The benchmark equity indices on the BSE and National Stock Exchange (NSE) ended nearly 2 per cent higher on Thursday following the expiry of the May-series futures and options (F&O) contracts. The gains on Thursday were led by banking, automobile and financial sector stocks.
The S&P BSE Sensex rose 595.37 points (1.88 per cent) to settle at 32,200.59. Likewise, the Nifty 50 too climbed 175.15 points (1.88 per cent) to end the day at 9,490.10. Both the benchmarks had opened around 0.5 per cent higher arlier in the day and rose higher as the day progressed.
On Wednesday, the Sensex had surged 995.92 points (3.25 per cent) to settle at 31,605.22, while the Nifty had ended at 9,314.95, up 285.90 points (3.17 per cent).
As many as 27 of the 30 stocks on the BSE benchmark ended in green on Thursday. Gains were led by Larsen & Toubro (L&T), Hero MotoCorp, IndusInd Bank, HDFC Bank, Maruti Suzuki India and Housing Development Finance Corporation (HDFC). On the other hand, ITC, State Bank of India (SBI) and Bharti Airtel were the top laggards. (see heatmap below)
All sectoral indices except Nifty PSU Bank index ended in the positive territory. The Nifty Bank index rose 2.45 per cent led by HDFC Bank, IndusInd Bank and The Federal Bank. Apart from this, the Nifty Auto index surged 3.65 per cent driven by Eicher Motors, Motherson Sumi Systems and Bharat Forge. The Nifty Financial Services index too gained 2.67 per cent led by HDFC Bank, HDFC and ICICI Prudential Life Insurance Company.
Here’s how the sectoral indices performed:
In the broader markets, the S&P BSE MidCap index ended at 11,622.06, up 154.23 points (1.34 per cent), while the S&P BSE SmallCap index closed at 10,769.34, up 150.33 points (1.42 per cent).
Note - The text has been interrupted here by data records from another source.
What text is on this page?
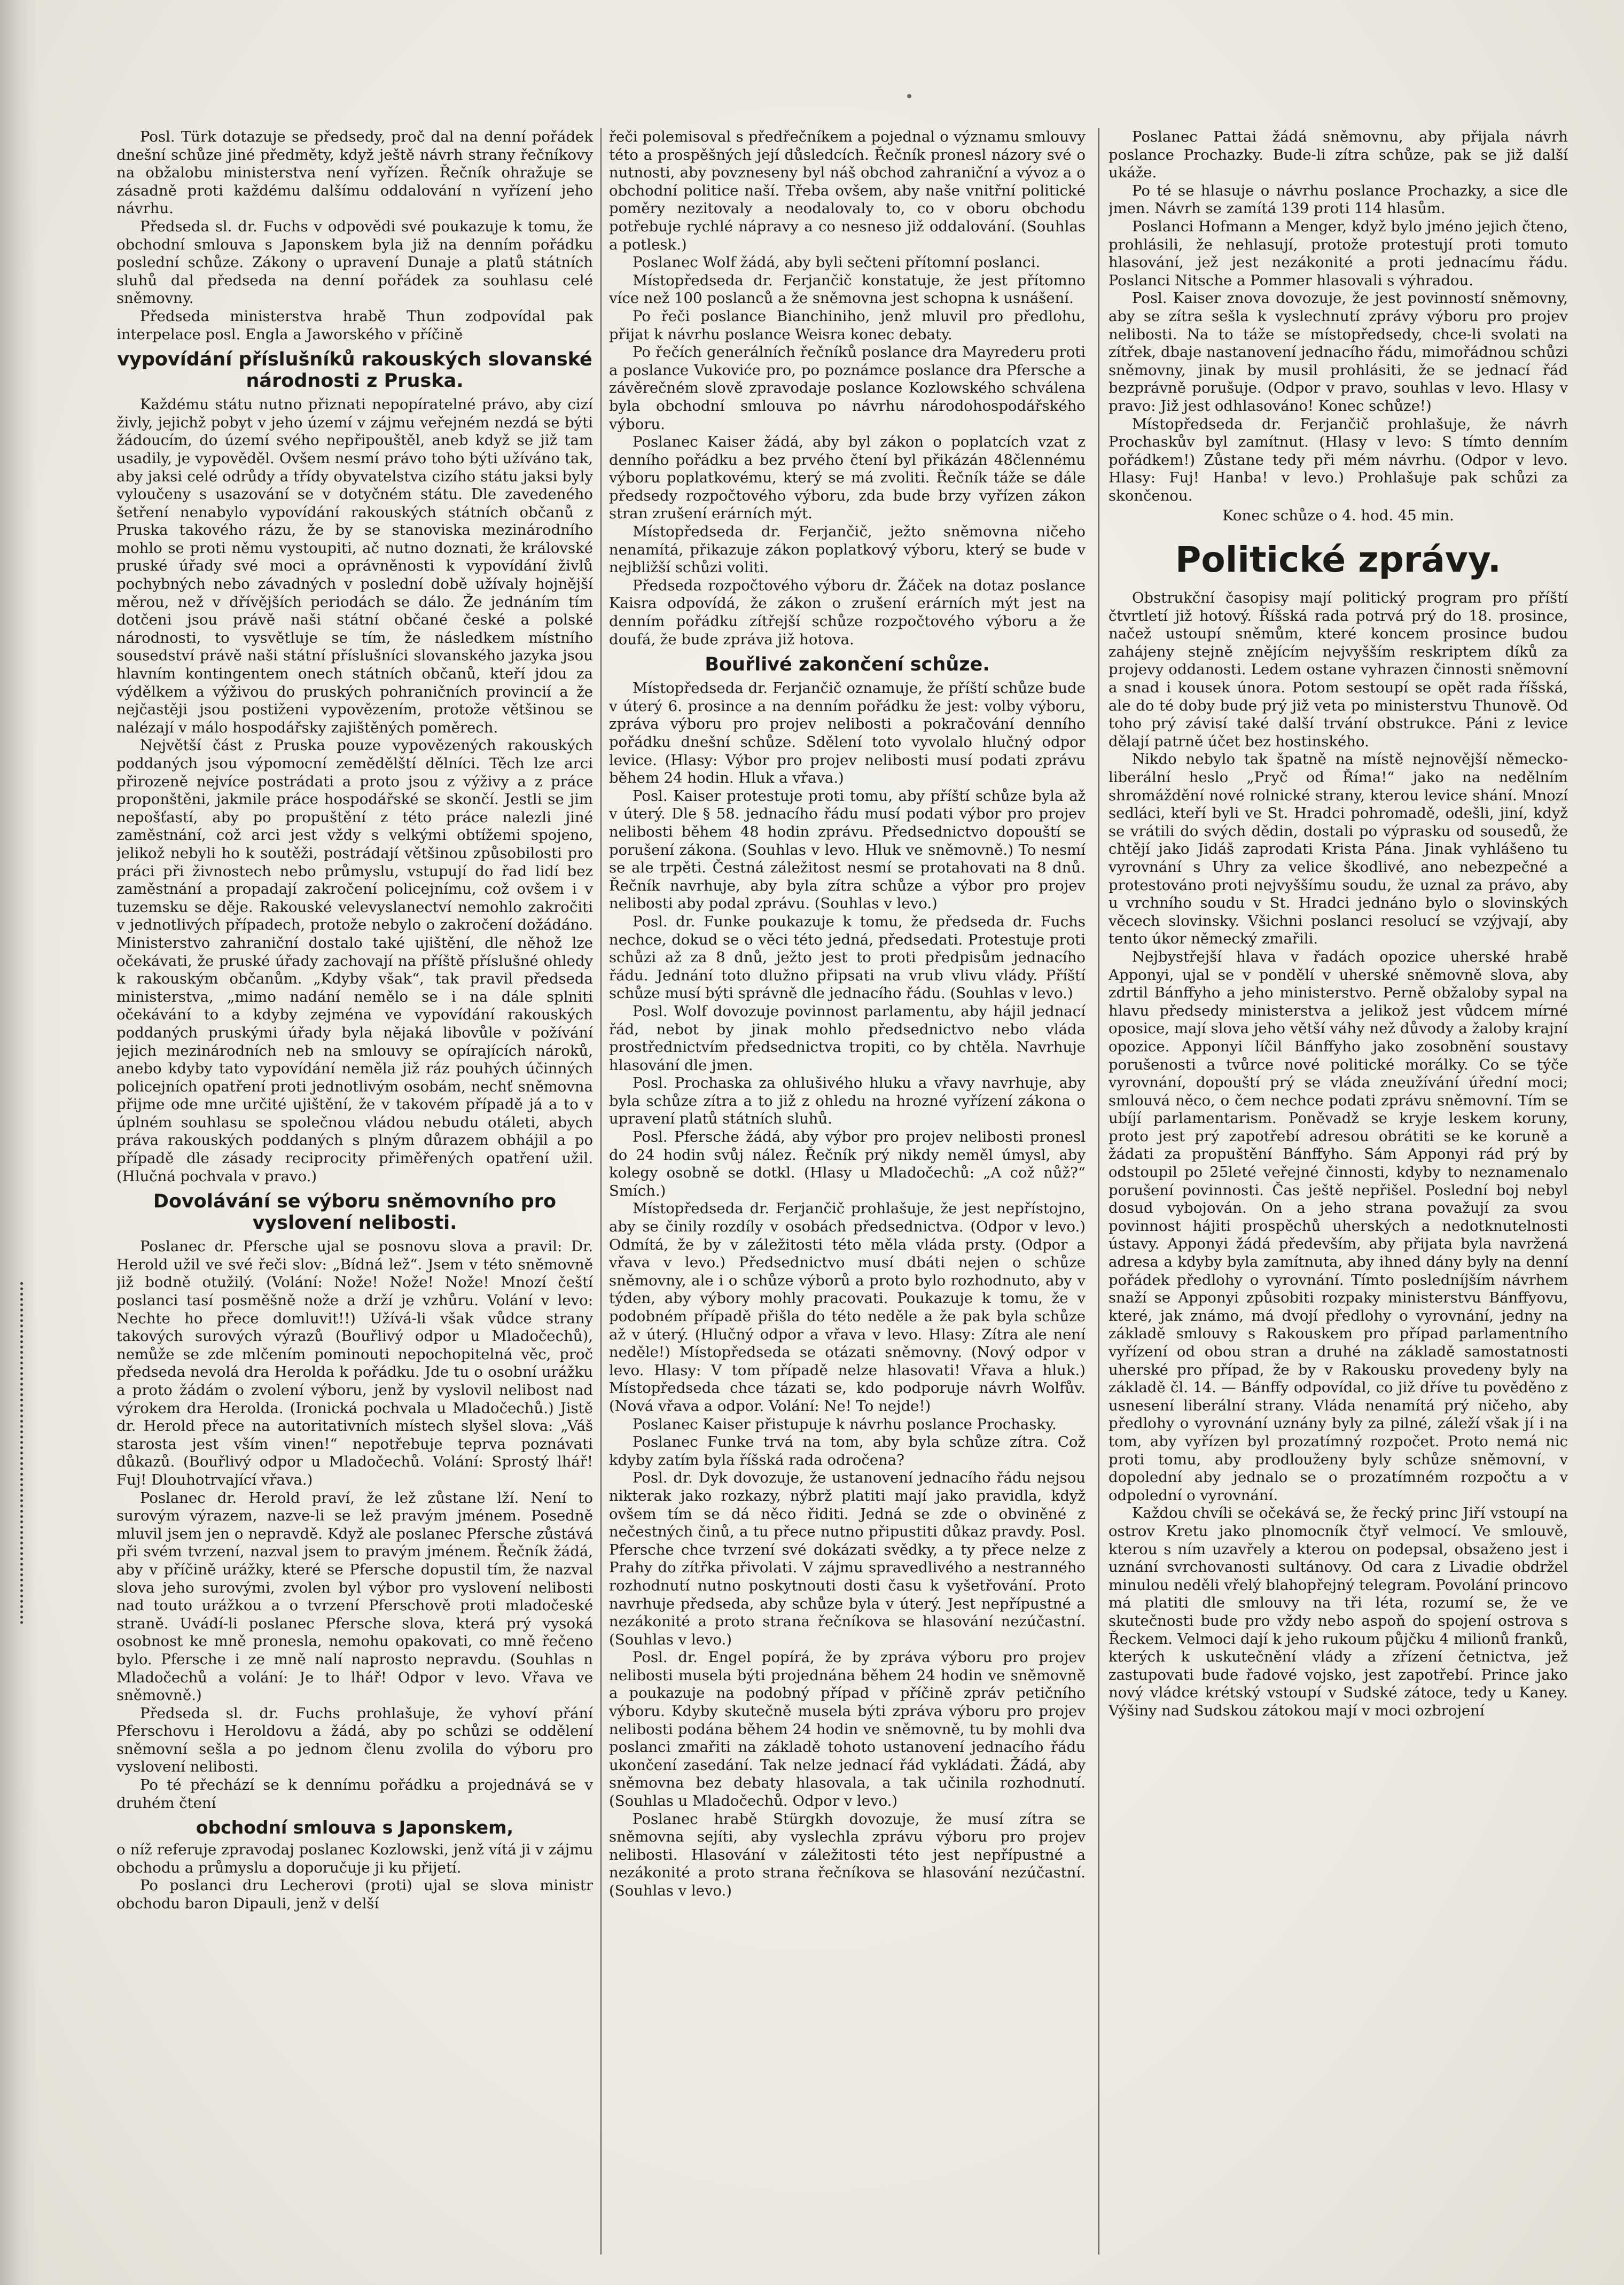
Posl. Türk dotazuje se předsedy, proč dal na denní pořádek dnešní schůze jiné předměty, když ještě návrh strany řečníkovy na obžalobu ministerstva není vyřízen. Řečník ohražuje se zásadně proti každému dalšímu oddalování n vyřízení jeho návrhu.

Předseda sl. dr. Fuchs v odpovědi své poukazuje k tomu, že obchodní smlouva s Japonskem byla již na denním pořádku poslední schůze. Zákony o upravení Dunaje a platů státních sluhů dal předseda na denní pořádek za souhlasu celé sněmovny.

Předseda ministerstva hrabě Thun zodpovídal pak interpelace posl. Engla a Jaworského v příčině

vypovídání příslušníků rakouských slovanské národnosti z Pruska.

Každému státu nutno přiznati nepopíratelné právo, aby cizí živly, jejichž pobyt v jeho území v zájmu veřejném nezdá se býti žádoucím, do území svého nepřipouštěl, aneb když se již tam usadily, je vypověděl. Ovšem nesmí právo toho býti užíváno tak, aby jaksi celé odrůdy a třídy obyvatelstva cizího státu jaksi byly vyloučeny s usazování se v dotyčném státu. Dle zavedeného šetření nenabylo vypovídání rakouských státních občanů z Pruska takového rázu, že by se stanoviska mezinárodního mohlo se proti němu vystoupiti, ač nutno doznati, že královské pruské úřady své moci a oprávněnosti k vypovídání živlů pochybných nebo závadných v poslední době užívaly hojnější měrou, než v dřívějších periodách se dálo. Že jednáním tím dotčeni jsou právě naši státní občané české a polské národnosti, to vysvětluje se tím, že následkem místního sousedství právě naši státní příslušníci slovanského jazyka jsou hlavním kontingentem onech státních občanů, kteří jdou za výdělkem a výživou do pruských pohraničních provincií a že nejčastěji jsou postiženi vypovězením, protože většinou se nalézají v málo hospodářsky zajištěných poměrech.

Největší část z Pruska pouze vypovězených rakouských poddaných jsou výpomocní zemědělští dělníci. Těch lze arci přirozeně nejvíce postrádati a proto jsou z výživy a z práce proponštěni, jakmile práce hospodářské se skončí. Jestli se jim nepošťastí, aby po propuštění z této práce nalezli jiné zaměstnání, což arci jest vždy s velkými obtížemi spojeno, jelikož nebyli ho k soutěži, postrádají většinou způsobilosti pro práci při živnostech nebo průmyslu, vstupují do řad lidí bez zaměstnání a propadají zakročení policejnímu, což ovšem i v tuzemsku se děje. Rakouské velevyslanectví nemohlo zakročiti v jednotlivých případech, protože nebylo o zakročení dožádáno. Ministerstvo zahraniční dostalo také ujištění, dle něhož lze očekávati, že pruské úřady zachovají na příště příslušné ohledy k rakouským občanům. „Kdyby však“, tak pravil předseda ministerstva, „mimo nadání nemělo se i na dále splniti očekávání to a kdyby zejména ve vypovídání rakouských poddaných pruskými úřady byla nějaká libovůle v požívání jejich mezinárodních neb na smlouvy se opírajících nároků, anebo kdyby tato vypovídání neměla již ráz pouhých účinných policejních opatření proti jednotlivým osobám, nechť sněmovna přijme ode mne určité ujištění, že v takovém případě já a to v úplném souhlasu se společnou vládou nebudu otáleti, abych práva rakouských poddaných s plným důrazem obhájil a po případě dle zásady reciprocity přiměřených opatření užil. (Hlučná pochvala v pravo.)

Dovolávání se výboru sněmovního pro vyslovení nelibosti.

Poslanec dr. Pfersche ujal se posnovu slova a pravil: Dr. Herold užil ve své řeči slov: „Bídná lež“. Jsem v této sněmovně již bodně otužilý. (Volání: Nože! Nože! Nože! Mnozí čeští poslanci tasí posměšně nože a drží je vzhůru. Volání v levo: Nechte ho přece domluvit!!) Užívá-li však vůdce strany takových surových výrazů (Bouřlivý odpor u Mladočechů), nemůže se zde mlčením pominouti nepochopitelná věc, proč předseda nevolá dra Herolda k pořádku. Jde tu o osobní urážku a proto žádám o zvolení výboru, jenž by vyslovil nelibost nad výrokem dra Herolda. (Ironická pochvala u Mladočechů.) Jistě dr. Herold přece na autoritativních místech slyšel slova: „Váš starosta jest vším vinen!“ nepotřebuje teprva poznávati důkazů. (Bouřlivý odpor u Mladočechů. Volání: Sprostý lhář! Fuj! Dlouhotrvající vřava.)

Poslanec dr. Herold praví, že lež zůstane lží. Není to surovým výrazem, nazve-li se lež pravým jménem. Posedně mluvil jsem jen o nepravdě. Když ale poslanec Pfersche zůstává při svém tvrzení, nazval jsem to pravým jménem. Řečník žádá, aby v příčině urážky, které se Pfersche dopustil tím, že nazval slova jeho surovými, zvolen byl výbor pro vyslovení nelibosti nad touto urážkou a o tvrzení Pferschově proti mladočeské straně. Uvádí-li poslanec Pfersche slova, která prý vysoká osobnost ke mně pronesla, nemohu opakovati, co mně řečeno bylo. Pfersche i ze mně nalí naprosto nepravdu. (Souhlas n Mladočechů a volání: Je to lhář! Odpor v levo. Vřava ve sněmovně.)

Předseda sl. dr. Fuchs prohlašuje, že vyhoví přání Pferschovu i Heroldovu a žádá, aby po schůzi se oddělení sněmovní sešla a po jednom členu zvolila do výboru pro vyslovení nelibosti.

Po té přechází se k dennímu pořádku a projednává se v druhém čtení

obchodní smlouva s Japonskem,

o níž referuje zpravodaj poslanec Kozlowski, jenž vítá ji v zájmu obchodu a průmyslu a doporučuje ji ku přijetí.

Po poslanci dru Lecherovi (proti) ujal se slova ministr obchodu baron Dipauli, jenž v delší

řeči polemisoval s předřečníkem a pojednal o významu smlouvy této a prospěšných její důsledcích. Řečník pronesl názory své o nutnosti, aby povzneseny byl náš obchod zahraniční a vývoz a o obchodní politice naší. Třeba ovšem, aby naše vnitřní politické poměry nezitovaly a neodalovaly to, co v oboru obchodu potřebuje rychlé nápravy a co nesneso již oddalování. (Souhlas a potlesk.)

Poslanec Wolf žádá, aby byli sečteni přítomní poslanci.

Místopředseda dr. Ferjančič konstatuje, že jest přítomno více než 100 poslanců a že sněmovna jest schopna k usnášení.

Po řeči poslance Bianchiniho, jenž mluvil pro předlohu, přijat k návrhu poslance Weisra konec debaty.

Po řečích generálních řečníků poslance dra Mayrederu proti a poslance Vukoviće pro, po poznámce poslance dra Pfersche a závěrečném slově zpravodaje poslance Kozlowského schválena byla obchodní smlouva po návrhu národohospodářského výboru.

Poslanec Kaiser žádá, aby byl zákon o poplatcích vzat z denního pořádku a bez prvého čtení byl přikázán 48člennému výboru poplatkovému, který se má zvoliti. Řečník táže se dále předsedy rozpočtového výboru, zda bude brzy vyřízen zákon stran zrušení erárních mýt.

Místopředseda dr. Ferjančič, ježto sněmovna ničeho nenamítá, přikazuje zákon poplatkový výboru, který se bude v nejbližší schůzi voliti.

Předseda rozpočtového výboru dr. Žáček na dotaz poslance Kaisra odpovídá, že zákon o zrušení erárních mýt jest na denním pořádku zítřejší schůze rozpočtového výboru a že doufá, že bude zpráva již hotova.

Bouřlivé zakončení schůze.

Místopředseda dr. Ferjančič oznamuje, že příští schůze bude v úterý 6. prosince a na denním pořádku že jest: volby výboru, zpráva výboru pro projev nelibosti a pokračování denního pořádku dnešní schůze. Sdělení toto vyvolalo hlučný odpor levice. (Hlasy: Výbor pro projev nelibosti musí podati zprávu během 24 hodin. Hluk a vřava.)

Posl. Kaiser protestuje proti tomu, aby příští schůze byla až v úterý. Dle § 58. jednacího řádu musí podati výbor pro projev nelibosti během 48 hodin zprávu. Předsednictvo dopouští se porušení zákona. (Souhlas v levo. Hluk ve sněmovně.) To nesmí se ale trpěti. Čestná záležitost nesmí se protahovati na 8 dnů. Řečník navrhuje, aby byla zítra schůze a výbor pro projev nelibosti aby podal zprávu. (Souhlas v levo.)

Posl. dr. Funke poukazuje k tomu, že předseda dr. Fuchs nechce, dokud se o věci této jedná, předsedati. Protestuje proti schůzi až za 8 dnů, ježto jest to proti předpisům jednacího řádu. Jednání toto dlužno připsati na vrub vlivu vlády. Příští schůze musí býti správně dle jednacího řádu. (Souhlas v levo.)

Posl. Wolf dovozuje povinnost parlamentu, aby hájil jednací řád, nebot by jinak mohlo předsednictvo nebo vláda prostřednictvím předsednictva tropiti, co by chtěla. Navrhuje hlasování dle jmen.

Posl. Prochaska za ohlušivého hluku a vřavy navrhuje, aby byla schůze zítra a to již z ohledu na hrozné vyřízení zákona o upravení platů státních sluhů.

Posl. Pfersche žádá, aby výbor pro projev nelibosti pronesl do 24 hodin svůj nález. Řečník prý nikdy neměl úmysl, aby kolegy osobně se dotkl. (Hlasy u Mladočechů: „A což nůž?“ Smích.)

Místopředseda dr. Ferjančič prohlašuje, že jest nepřístojno, aby se činily rozdíly v osobách předsednictva. (Odpor v levo.) Odmítá, že by v záležitosti této měla vláda prsty. (Odpor a vřava v levo.) Předsednictvo musí dbáti nejen o schůze sněmovny, ale i o schůze výborů a proto bylo rozhodnuto, aby v týden, aby výbory mohly pracovati. Poukazuje k tomu, že v podobném případě přišla do této neděle a že pak byla schůze až v úterý. (Hlučný odpor a vřava v levo. Hlasy: Zítra ale není neděle!) Místopředseda se otázati sněmovny. (Nový odpor v levo. Hlasy: V tom případě nelze hlasovati! Vřava a hluk.) Místopředseda chce tázati se, kdo podporuje návrh Wolfův. (Nová vřava a odpor. Volání: Ne! To nejde!)

Poslanec Kaiser přistupuje k návrhu poslance Prochasky.

Poslanec Funke trvá na tom, aby byla schůze zítra. Což kdyby zatím byla říšská rada odročena?

Posl. dr. Dyk dovozuje, že ustanovení jednacího řádu nejsou nikterak jako rozkazy, nýbrž platiti mají jako pravidla, když ovšem tím se dá něco řiditi. Jedná se zde o obviněné z nečestných činů, a tu přece nutno připustiti důkaz pravdy. Posl. Pfersche chce tvrzení své dokázati svědky, a ty přece nelze z Prahy do zítřka přivolati. V zájmu spravedlivého a nestranného rozhodnutí nutno poskytnouti dosti času k vyšetřování. Proto navrhuje předseda, aby schůze byla v úterý. Jest nepřípustné a nezákonité a proto strana řečníkova se hlasování nezúčastní. (Souhlas v levo.)

Posl. dr. Engel popírá, že by zpráva výboru pro projev nelibosti musela býti projednána během 24 hodin ve sněmovně a poukazuje na podobný případ v příčině zpráv petičního výboru. Kdyby skutečně musela býti zpráva výboru pro projev nelibosti podána během 24 hodin ve sněmovně, tu by mohli dva poslanci zmařiti na základě tohoto ustanovení jednacího řádu ukončení zasedání. Tak nelze jednací řád vykládati. Žádá, aby sněmovna bez debaty hlasovala, a tak učinila rozhodnutí. (Souhlas u Mladočechů. Odpor v levo.)

Poslanec hrabě Stürgkh dovozuje, že musí zítra se sněmovna sejíti, aby vyslechla zprávu výboru pro projev nelibosti. Hlasování v záležitosti této jest nepřípustné a nezákonité a proto strana řečníkova se hlasování nezúčastní. (Souhlas v levo.)

Poslanec Pattai žádá sněmovnu, aby přijala návrh poslance Prochazky. Bude-li zítra schůze, pak se již další ukáže.

Po té se hlasuje o návrhu poslance Prochazky, a sice dle jmen. Návrh se zamítá 139 proti 114 hlasům.

Poslanci Hofmann a Menger, když bylo jméno jejich čteno, prohlásili, že nehlasují, protože protestují proti tomuto hlasování, jež jest nezákonité a proti jednacímu řádu. Poslanci Nitsche a Pommer hlasovali s výhradou.

Posl. Kaiser znova dovozuje, že jest povinností sněmovny, aby se zítra sešla k vyslechnutí zprávy výboru pro projev nelibosti. Na to táže se místopředsedy, chce-li svolati na zítřek, dbaje nastanovení jednacího řádu, mimořádnou schůzi sněmovny, jinak by musil prohlásiti, že se jednací řád bezprávně porušuje. (Odpor v pravo, souhlas v levo. Hlasy v pravo: Již jest odhlasováno! Konec schůze!)

Místopředseda dr. Ferjančič prohlašuje, že návrh Prochaskův byl zamítnut. (Hlasy v levo: S tímto denním pořádkem!) Zůstane tedy při mém návrhu. (Odpor v levo. Hlasy: Fuj! Hanba! v levo.) Prohlašuje pak schůzi za skončenou.

Konec schůze o 4. hod. 45 min.

Politické zprávy.

Obstrukční časopisy mají politický program pro příští čtvrtletí již hotový. Říšská rada potrvá prý do 18. prosince, načež ustoupí sněmům, které koncem prosince budou zahájeny stejně znějícím nejvyšším reskriptem díků za projevy oddanosti. Ledem ostane vyhrazen činnosti sněmovní a snad i kousek února. Potom sestoupí se opět rada říšská, ale do té doby bude prý již veta po ministerstvu Thunově. Od toho prý závisí také další trvání obstrukce. Páni z levice dělají patrně účet bez hostinského.

Nikdo nebylo tak špatně na místě nejnovější německo-liberální heslo „Pryč od Říma!“ jako na nedělním shromáždění nové rolnické strany, kterou levice shání. Mnozí sedláci, kteří byli ve St. Hradci pohromadě, odešli, jiní, když se vrátili do svých dědin, dostali po výprasku od sousedů, že chtějí jako Jidáš zaprodati Krista Pána. Jinak vyhlášeno tu vyrovnání s Uhry za velice škodlivé, ano nebezpečné a protestováno proti nejvyššímu soudu, že uznal za právo, aby u vrchního soudu v St. Hradci jednáno bylo o slovinských věcech slovinsky. Všichni poslanci resolucí se vzýjvají, aby tento úkor německý zmařili.

Nejbystřejší hlava v řadách opozice uherské hrabě Apponyi, ujal se v pondělí v uherské sněmovně slova, aby zdrtil Bánffyho a jeho ministerstvo. Perně obžaloby sypal na hlavu předsedy ministerstva a jelikož jest vůdcem mírné oposice, mají slova jeho větší váhy než důvody a žaloby krajní opozice. Apponyi líčil Bánffyho jako zosobnění soustavy porušenosti a tvůrce nové politické morálky. Co se týče vyrovnání, dopouští prý se vláda zneužívání úřední moci; smlouvá něco, o čem nechce podati zprávu sněmovní. Tím se ubíjí parlamentarism. Poněvadž se kryje leskem koruny, proto jest prý zapotřebí adresou obrátiti se ke koruně a žádati za propuštění Bánffyho. Sám Apponyi rád prý by odstoupil po 25leté veřejné činnosti, kdyby to neznamenalo porušení povinnosti. Čas ještě nepřišel. Poslední boj nebyl dosud vybojován. On a jeho strana považují za svou povinnost hájiti prospěchů uherských a nedotknutelnosti ústavy. Apponyi žádá především, aby přijata byla navržená adresa a kdyby byla zamítnuta, aby ihned dány byly na denní pořádek předlohy o vyrovnání. Tímto posledníjším návrhem snaží se Apponyi způsobiti rozpaky ministerstvu Bánffyovu, které, jak známo, má dvojí předlohy o vyrovnání, jedny na základě smlouvy s Rakouskem pro případ parlamentního vyřízení od obou stran a druhé na základě samostatnosti uherské pro případ, že by v Rakousku provedeny byly na základě čl. 14. — Bánffy odpovídal, co již dříve tu pověděno z usnesení liberální strany. Vláda nenamítá prý ničeho, aby předlohy o vyrovnání uznány byly za pilné, záleží však jí i na tom, aby vyřízen byl prozatímný rozpočet. Proto nemá nic proti tomu, aby prodlouženy byly schůze sněmovní, v dopolední aby jednalo se o prozatímném rozpočtu a v odpolední o vyrovnání.

Každou chvíli se očekává se, že řecký princ Jiří vstoupí na ostrov Kretu jako plnomocník čtyř velmocí. Ve smlouvě, kterou s ním uzavřely a kterou on podepsal, obsaženo jest i uznání svrchovanosti sultánovy. Od cara z Livadie obdržel minulou neděli vřelý blahopřejný telegram. Povolání princovo má platiti dle smlouvy na tři léta, rozumí se, že ve skutečnosti bude pro vždy nebo aspoň do spojení ostrova s Řeckem. Velmoci dají k jeho rukoum půjčku 4 milionů franků, kterých k uskutečnění vlády a zřízení četnictva, jež zastupovati bude řadové vojsko, jest zapotřebí. Prince jako nový vládce krétský vstoupí v Sudské zátoce, tedy u Kaney. Výšiny nad Sudskou zátokou mají v moci ozbrojení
“In a continuation to positive expectations visible yesterday, benchmark indices gained by around 1.9 per cent, led by the Auto and Banking index. A huge EU stimulus plan provided a boost to European shares while Asian shares were affected by the US-China diplomatic issues. Indian markets are banking on continued resumption of economic activities, inspite of still high number of new infections. Further stimulus measures are also expected to boost demand in the economy and help the most impacted sectors to recover. Market is rising on the back of expectations while there has been little change in ground realities,” Vinod Nair, Head of Research at Geojit Financial Services said in a post-market statement.
The rupee on Thursday settled 5 paise down at 75.76 against the US dollar amid escalating tension between the US and China, news agency PTI reported.
According to the report which cited forex traders, the rupee traded in a narrow range as positive domestic equities and improving risk appetite were offset by a flare-up in US-China tensions.
At the interbank forex market, the rupee opened weak at 75.90, but pared most initial losses and finally settled at 75.76 against the US dollar, down 5 paise over its last close. It had settled at 75.71 against the greenback on Wednesday. During the session, the local unit witnessed an intra-day high of 75.69 and a low of 75.90.
European shares rose for the fourth straight session on Thursday and the euro perched at a two-month high, as businesses returning to work and a 750 billion euro EU stimulus plan outweighed rising US-China tensions.
Asian markets had been subdued overnight after US Secretary of State Mike Pompeo had warned Hong Kong no longer warranted special treatment under US law, but there was no stopping Europe.
Traders diving back into the markets after Wednesday’s EU plan to prop up the bloc’s coronavirus-hit economies pushed the region-wide STOXX 600 index up 1 per cent to its highest since early March.
The euro enjoyed the view at $1.1016, having risen to a two-month high. It also held at the near three-month high it had hit versus the neighbouring Swiss franc the previous day, while the dollar was largely quiet.
Euro zone bond yields were relatively stable too, with Italian borrowing costs – a key European confidence indicator – holding near eight-week lows and safe-haven German Bunds seeing another small sell-off.